There is no easy solution to this. The more this trend is tolerated, the more it will flourish. And, it can be predicted with near certainty that politicians and policemen alike will abuse the ‘system’ to their own advantage.

It is indeed encouraging that the courts of law have intervened to caution the Police that their conduct has been found wanting. There were precedents in the past where police officers were ordered by the courts to personally pay compensation for their misdeeds and that was a step in the right direction. But that alone does not appear to be a sufficient deterrent.
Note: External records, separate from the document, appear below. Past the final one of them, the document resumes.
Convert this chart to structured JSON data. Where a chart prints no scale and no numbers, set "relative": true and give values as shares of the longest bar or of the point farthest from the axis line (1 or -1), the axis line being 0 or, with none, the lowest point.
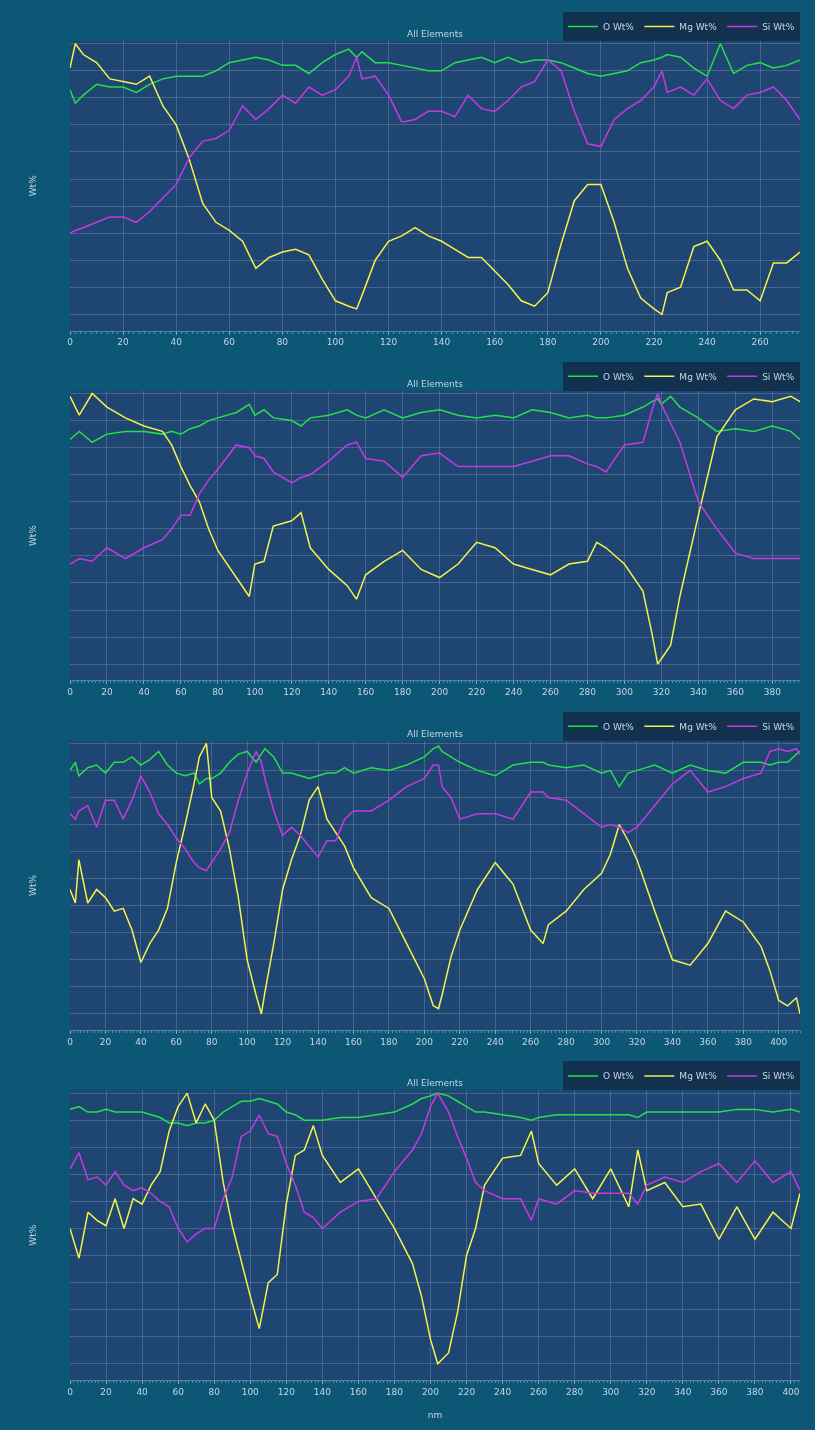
{
  "chart_data": [
    {
      "type": "line",
      "title": "All Elements",
      "ylabel": "Wt%",
      "relative": true,
      "grid": true,
      "legend": "top right",
      "marker": "none",
      "line_style": "solid",
      "xlim": [
        0,
        275
      ],
      "xticks": [
        0,
        20,
        40,
        60,
        80,
        100,
        120,
        140,
        160,
        180,
        200,
        220,
        240,
        260
      ],
      "x": [
        0,
        2,
        5,
        10,
        15,
        20,
        25,
        30,
        35,
        40,
        45,
        50,
        55,
        60,
        65,
        70,
        75,
        80,
        85,
        90,
        95,
        100,
        105,
        108,
        110,
        115,
        120,
        125,
        130,
        135,
        140,
        145,
        150,
        155,
        160,
        165,
        170,
        175,
        180,
        185,
        190,
        195,
        200,
        205,
        210,
        215,
        220,
        223,
        225,
        230,
        235,
        240,
        245,
        250,
        255,
        260,
        265,
        270,
        275
      ],
      "series": [
        {
          "name": "O Wt%",
          "color": "#22e04a",
          "values": [
            0.83,
            0.78,
            0.81,
            0.85,
            0.84,
            0.84,
            0.82,
            0.85,
            0.87,
            0.88,
            0.88,
            0.88,
            0.9,
            0.93,
            0.94,
            0.95,
            0.94,
            0.92,
            0.92,
            0.89,
            0.93,
            0.96,
            0.98,
            0.95,
            0.97,
            0.93,
            0.93,
            0.92,
            0.91,
            0.9,
            0.9,
            0.93,
            0.94,
            0.95,
            0.93,
            0.95,
            0.93,
            0.94,
            0.94,
            0.93,
            0.91,
            0.89,
            0.88,
            0.89,
            0.9,
            0.93,
            0.94,
            0.95,
            0.96,
            0.95,
            0.91,
            0.88,
            1.0,
            0.89,
            0.92,
            0.93,
            0.91,
            0.92,
            0.94
          ]
        },
        {
          "name": "Mg Wt%",
          "color": "#f2f24a",
          "values": [
            0.91,
            1.0,
            0.96,
            0.93,
            0.87,
            0.86,
            0.85,
            0.88,
            0.77,
            0.7,
            0.57,
            0.41,
            0.34,
            0.31,
            0.27,
            0.17,
            0.21,
            0.23,
            0.24,
            0.22,
            0.13,
            0.05,
            0.03,
            0.02,
            0.07,
            0.2,
            0.27,
            0.29,
            0.32,
            0.29,
            0.27,
            0.24,
            0.21,
            0.21,
            0.16,
            0.11,
            0.05,
            0.03,
            0.08,
            0.26,
            0.42,
            0.48,
            0.48,
            0.34,
            0.17,
            0.06,
            0.02,
            0,
            0.08,
            0.1,
            0.25,
            0.27,
            0.2,
            0.09,
            0.09,
            0.05,
            0.19,
            0.19,
            0.23
          ]
        },
        {
          "name": "Si Wt%",
          "color": "#c838e0",
          "values": [
            0.3,
            0.31,
            0.32,
            0.34,
            0.36,
            0.36,
            0.34,
            0.38,
            0.43,
            0.48,
            0.58,
            0.64,
            0.65,
            0.68,
            0.77,
            0.72,
            0.76,
            0.81,
            0.78,
            0.84,
            0.81,
            0.83,
            0.88,
            0.95,
            0.87,
            0.88,
            0.81,
            0.71,
            0.72,
            0.75,
            0.75,
            0.73,
            0.81,
            0.76,
            0.75,
            0.79,
            0.84,
            0.86,
            0.94,
            0.9,
            0.75,
            0.63,
            0.62,
            0.72,
            0.76,
            0.79,
            0.84,
            0.9,
            0.82,
            0.84,
            0.81,
            0.87,
            0.79,
            0.76,
            0.81,
            0.82,
            0.84,
            0.79,
            0.72
          ]
        }
      ]
    },
    {
      "type": "line",
      "title": "All Elements",
      "ylabel": "Wt%",
      "relative": true,
      "grid": true,
      "legend": "top right",
      "marker": "none",
      "line_style": "solid",
      "xlim": [
        0,
        395
      ],
      "xticks": [
        0,
        20,
        40,
        60,
        80,
        100,
        120,
        140,
        160,
        180,
        200,
        220,
        240,
        260,
        280,
        300,
        320,
        340,
        360,
        380
      ],
      "x": [
        0,
        5,
        12,
        20,
        30,
        40,
        50,
        55,
        60,
        65,
        70,
        75,
        80,
        90,
        97,
        100,
        105,
        110,
        120,
        125,
        130,
        140,
        150,
        155,
        160,
        170,
        180,
        190,
        200,
        210,
        220,
        230,
        240,
        250,
        260,
        270,
        280,
        285,
        290,
        300,
        310,
        315,
        318,
        320,
        325,
        330,
        340,
        350,
        360,
        370,
        380,
        390,
        395
      ],
      "series": [
        {
          "name": "O Wt%",
          "color": "#22e04a",
          "values": [
            0.83,
            0.86,
            0.82,
            0.85,
            0.86,
            0.86,
            0.85,
            0.86,
            0.85,
            0.87,
            0.88,
            0.9,
            0.91,
            0.93,
            0.96,
            0.92,
            0.94,
            0.91,
            0.9,
            0.88,
            0.91,
            0.92,
            0.94,
            0.92,
            0.91,
            0.94,
            0.91,
            0.93,
            0.94,
            0.92,
            0.91,
            0.92,
            0.91,
            0.94,
            0.93,
            0.91,
            0.92,
            0.91,
            0.91,
            0.92,
            0.95,
            0.97,
            0.98,
            0.96,
            0.99,
            0.95,
            0.91,
            0.86,
            0.87,
            0.86,
            0.88,
            0.86,
            0.83
          ]
        },
        {
          "name": "Mg Wt%",
          "color": "#f2f24a",
          "values": [
            0.99,
            0.92,
            1.0,
            0.95,
            0.91,
            0.88,
            0.86,
            0.81,
            0.73,
            0.66,
            0.6,
            0.5,
            0.42,
            0.32,
            0.25,
            0.37,
            0.38,
            0.51,
            0.53,
            0.56,
            0.43,
            0.35,
            0.29,
            0.24,
            0.33,
            0.38,
            0.42,
            0.35,
            0.32,
            0.37,
            0.45,
            0.43,
            0.37,
            0.35,
            0.33,
            0.37,
            0.38,
            0.45,
            0.43,
            0.37,
            0.27,
            0.11,
            0,
            0.02,
            0.07,
            0.25,
            0.55,
            0.84,
            0.94,
            0.98,
            0.97,
            0.99,
            0.97
          ]
        },
        {
          "name": "Si Wt%",
          "color": "#c838e0",
          "values": [
            0.37,
            0.39,
            0.38,
            0.43,
            0.39,
            0.43,
            0.46,
            0.5,
            0.55,
            0.55,
            0.63,
            0.68,
            0.72,
            0.81,
            0.8,
            0.77,
            0.76,
            0.71,
            0.67,
            0.69,
            0.7,
            0.75,
            0.81,
            0.82,
            0.76,
            0.75,
            0.69,
            0.77,
            0.78,
            0.73,
            0.73,
            0.73,
            0.73,
            0.75,
            0.77,
            0.77,
            0.74,
            0.73,
            0.71,
            0.81,
            0.82,
            0.94,
            1.0,
            0.96,
            0.89,
            0.82,
            0.6,
            0.5,
            0.41,
            0.39,
            0.39,
            0.39,
            0.39
          ]
        }
      ]
    },
    {
      "type": "line",
      "title": "All Elements",
      "ylabel": "Wt%",
      "relative": true,
      "grid": true,
      "legend": "top right",
      "marker": "none",
      "line_style": "solid",
      "xlim": [
        0,
        412
      ],
      "xticks": [
        0,
        20,
        40,
        60,
        80,
        100,
        120,
        140,
        160,
        180,
        200,
        220,
        240,
        260,
        280,
        300,
        320,
        340,
        360,
        380,
        400
      ],
      "x": [
        0,
        3,
        5,
        10,
        15,
        20,
        25,
        30,
        35,
        40,
        45,
        50,
        55,
        60,
        65,
        70,
        73,
        77,
        80,
        85,
        90,
        95,
        100,
        105,
        108,
        110,
        115,
        120,
        125,
        130,
        135,
        140,
        145,
        150,
        155,
        160,
        170,
        180,
        190,
        200,
        205,
        208,
        210,
        215,
        220,
        230,
        240,
        250,
        260,
        267,
        270,
        280,
        290,
        300,
        305,
        310,
        315,
        320,
        330,
        340,
        350,
        360,
        370,
        380,
        390,
        395,
        400,
        405,
        410,
        412
      ],
      "series": [
        {
          "name": "O Wt%",
          "color": "#22e04a",
          "values": [
            0.9,
            0.93,
            0.88,
            0.91,
            0.92,
            0.89,
            0.93,
            0.93,
            0.95,
            0.92,
            0.94,
            0.97,
            0.92,
            0.89,
            0.88,
            0.89,
            0.85,
            0.87,
            0.87,
            0.89,
            0.93,
            0.96,
            0.97,
            0.93,
            0.96,
            0.98,
            0.95,
            0.89,
            0.89,
            0.88,
            0.87,
            0.88,
            0.89,
            0.89,
            0.91,
            0.89,
            0.91,
            0.9,
            0.92,
            0.95,
            0.98,
            0.99,
            0.97,
            0.95,
            0.93,
            0.9,
            0.88,
            0.92,
            0.93,
            0.93,
            0.92,
            0.91,
            0.92,
            0.89,
            0.9,
            0.84,
            0.89,
            0.9,
            0.92,
            0.89,
            0.92,
            0.9,
            0.89,
            0.93,
            0.93,
            0.92,
            0.93,
            0.93,
            0.96,
            0.97
          ]
        },
        {
          "name": "Mg Wt%",
          "color": "#f2f24a",
          "values": [
            0.46,
            0.41,
            0.57,
            0.41,
            0.46,
            0.43,
            0.38,
            0.39,
            0.31,
            0.19,
            0.26,
            0.31,
            0.39,
            0.56,
            0.7,
            0.85,
            0.95,
            1.0,
            0.8,
            0.75,
            0.61,
            0.43,
            0.2,
            0.07,
            0,
            0.08,
            0.26,
            0.46,
            0.57,
            0.66,
            0.79,
            0.84,
            0.72,
            0.67,
            0.62,
            0.54,
            0.43,
            0.39,
            0.26,
            0.13,
            0.03,
            0.02,
            0.07,
            0.21,
            0.31,
            0.46,
            0.56,
            0.48,
            0.31,
            0.26,
            0.33,
            0.38,
            0.46,
            0.52,
            0.59,
            0.7,
            0.64,
            0.57,
            0.38,
            0.2,
            0.18,
            0.26,
            0.38,
            0.34,
            0.25,
            0.16,
            0.05,
            0.03,
            0.06,
            0
          ]
        },
        {
          "name": "Si Wt%",
          "color": "#c838e0",
          "values": [
            0.74,
            0.72,
            0.75,
            0.77,
            0.69,
            0.79,
            0.79,
            0.72,
            0.79,
            0.88,
            0.82,
            0.74,
            0.7,
            0.65,
            0.61,
            0.56,
            0.54,
            0.53,
            0.56,
            0.61,
            0.67,
            0.79,
            0.89,
            0.97,
            0.93,
            0.87,
            0.75,
            0.66,
            0.69,
            0.66,
            0.62,
            0.58,
            0.64,
            0.64,
            0.72,
            0.75,
            0.75,
            0.79,
            0.84,
            0.87,
            0.92,
            0.92,
            0.84,
            0.8,
            0.72,
            0.74,
            0.74,
            0.72,
            0.82,
            0.82,
            0.8,
            0.79,
            0.74,
            0.69,
            0.7,
            0.69,
            0.67,
            0.69,
            0.77,
            0.85,
            0.9,
            0.82,
            0.84,
            0.87,
            0.89,
            0.97,
            0.98,
            0.97,
            0.98,
            0.96
          ]
        }
      ]
    },
    {
      "type": "line",
      "title": "All Elements",
      "ylabel": "Wt%",
      "xlabel": "nm",
      "relative": true,
      "grid": true,
      "legend": "top right",
      "marker": "none",
      "line_style": "solid",
      "xlim": [
        0,
        405
      ],
      "xticks": [
        0,
        20,
        40,
        60,
        80,
        100,
        120,
        140,
        160,
        180,
        200,
        220,
        240,
        260,
        280,
        300,
        320,
        340,
        360,
        380,
        400
      ],
      "x": [
        0,
        5,
        10,
        15,
        20,
        25,
        30,
        35,
        40,
        45,
        50,
        55,
        60,
        65,
        70,
        75,
        80,
        85,
        90,
        95,
        100,
        105,
        110,
        115,
        120,
        125,
        130,
        135,
        140,
        150,
        160,
        170,
        180,
        190,
        195,
        200,
        204,
        210,
        215,
        220,
        225,
        230,
        240,
        250,
        256,
        260,
        270,
        280,
        290,
        300,
        310,
        315,
        320,
        330,
        340,
        350,
        360,
        370,
        380,
        390,
        400,
        405
      ],
      "series": [
        {
          "name": "O Wt%",
          "color": "#22e04a",
          "values": [
            0.94,
            0.95,
            0.93,
            0.93,
            0.94,
            0.93,
            0.93,
            0.93,
            0.93,
            0.92,
            0.91,
            0.89,
            0.89,
            0.88,
            0.89,
            0.89,
            0.9,
            0.93,
            0.95,
            0.97,
            0.97,
            0.98,
            0.97,
            0.96,
            0.93,
            0.92,
            0.9,
            0.9,
            0.9,
            0.91,
            0.91,
            0.92,
            0.93,
            0.96,
            0.98,
            0.99,
            1.0,
            0.99,
            0.97,
            0.95,
            0.93,
            0.93,
            0.92,
            0.91,
            0.9,
            0.91,
            0.92,
            0.92,
            0.92,
            0.92,
            0.92,
            0.91,
            0.93,
            0.93,
            0.93,
            0.93,
            0.93,
            0.94,
            0.94,
            0.93,
            0.94,
            0.93
          ]
        },
        {
          "name": "Mg Wt%",
          "color": "#f2f24a",
          "values": [
            0.5,
            0.39,
            0.56,
            0.53,
            0.51,
            0.61,
            0.5,
            0.61,
            0.59,
            0.66,
            0.71,
            0.86,
            0.95,
            1.0,
            0.89,
            0.96,
            0.9,
            0.67,
            0.51,
            0.38,
            0.25,
            0.13,
            0.3,
            0.33,
            0.59,
            0.77,
            0.79,
            0.88,
            0.77,
            0.67,
            0.72,
            0.61,
            0.5,
            0.37,
            0.25,
            0.09,
            0,
            0.04,
            0.19,
            0.4,
            0.5,
            0.66,
            0.76,
            0.77,
            0.86,
            0.74,
            0.66,
            0.72,
            0.61,
            0.72,
            0.58,
            0.79,
            0.64,
            0.67,
            0.58,
            0.59,
            0.46,
            0.58,
            0.46,
            0.56,
            0.5,
            0.63
          ]
        },
        {
          "name": "Si Wt%",
          "color": "#c838e0",
          "values": [
            0.72,
            0.78,
            0.68,
            0.69,
            0.66,
            0.71,
            0.66,
            0.64,
            0.65,
            0.63,
            0.6,
            0.58,
            0.5,
            0.45,
            0.48,
            0.5,
            0.5,
            0.61,
            0.69,
            0.84,
            0.86,
            0.92,
            0.85,
            0.84,
            0.74,
            0.66,
            0.56,
            0.54,
            0.5,
            0.56,
            0.6,
            0.61,
            0.71,
            0.79,
            0.85,
            0.95,
            1.0,
            0.93,
            0.84,
            0.76,
            0.67,
            0.64,
            0.61,
            0.61,
            0.53,
            0.61,
            0.59,
            0.64,
            0.63,
            0.63,
            0.63,
            0.59,
            0.66,
            0.69,
            0.67,
            0.71,
            0.74,
            0.67,
            0.75,
            0.67,
            0.71,
            0.64
          ]
        }
      ]
    }
  ]
}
The creation of an Independent Police Commission that would oversee all police appointments and transfers was a breath of fresh air in this context. But with that process now being stalled due to the non-functioning Constitutional Council, it is back to square one.

It would be naive to expect the ruling party to have a change of heart overnight and order that the police are free of all undue political influence. That simply will not happen. Therefore, it has now become the prerogative of the judicial system to police the police.

And, as recent events show, the judiciary has not been found wanting. They have acted with a degree of fierce independence that is all the more laudable in the context of the many pressures the judiciary itself is subjected to.

But one cannot expect each and every incident to be brought to justice for the judiciary to intervene. And that is why an Independent Police Commission is fast becoming an absolute sine qua non for this country.
After all, even the current ruling party must realise that someday, some time, it will be sitting in the opposition.